这边的场地远不如他漫画里的光鲜,塑胶地面有些地方已经磨损的露出了底下的水泥,但维护得很干净。
“这是我小时候学球的地方。”迟樾的声音在他身侧响起:“那位是郑教练,我的启蒙老师。”
隔着绿色的铁丝网,许繁星看到了迟樾所说的人,是个穿着洗得发白的旧T、皮肤晒成古铜色的中年男人,他正弯腰耐心纠正一个小男孩的发球姿势。
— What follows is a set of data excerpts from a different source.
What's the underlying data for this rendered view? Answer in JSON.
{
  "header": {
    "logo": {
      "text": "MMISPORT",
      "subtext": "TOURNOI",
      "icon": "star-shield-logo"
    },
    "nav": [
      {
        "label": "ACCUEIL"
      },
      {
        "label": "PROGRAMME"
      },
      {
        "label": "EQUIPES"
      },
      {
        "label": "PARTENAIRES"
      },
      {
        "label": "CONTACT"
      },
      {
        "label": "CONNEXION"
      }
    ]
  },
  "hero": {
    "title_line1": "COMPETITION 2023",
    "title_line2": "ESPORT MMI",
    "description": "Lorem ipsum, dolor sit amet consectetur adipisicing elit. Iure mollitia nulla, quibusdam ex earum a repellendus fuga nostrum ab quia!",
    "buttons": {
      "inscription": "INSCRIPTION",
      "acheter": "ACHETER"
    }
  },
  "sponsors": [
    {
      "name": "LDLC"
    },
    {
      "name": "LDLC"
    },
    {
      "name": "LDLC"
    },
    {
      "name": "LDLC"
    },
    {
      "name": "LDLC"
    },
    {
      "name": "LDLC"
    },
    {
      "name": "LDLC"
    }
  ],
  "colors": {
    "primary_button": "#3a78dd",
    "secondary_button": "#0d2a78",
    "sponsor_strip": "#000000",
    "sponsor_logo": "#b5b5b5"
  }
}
男人动作沉稳,声音不高,却很清晰地穿透了球场的喧闹:“蹬地,转腰,向上送!对,这样,手腕放松……”
不远处的地上放着一个饱经风霜的运动包,帆布磨损得厉害,边缘甚至绽开了线头,引人注目的是他的包带上别着的一枚金属徽章,阳光落在上面,清晰地映出温布尔登网球锦标赛的标志。
时光的侵蚀让徽章表面黯淡,却无法掩盖它曾经代表的荣耀。
“郑教练。”迟樾隔着铁丝网喊了一声。
郑海生闻声转过头,男人的脸上带着长期户外活动留下的纹路,笑容却爽朗干净:“阿樾,稀客啊。”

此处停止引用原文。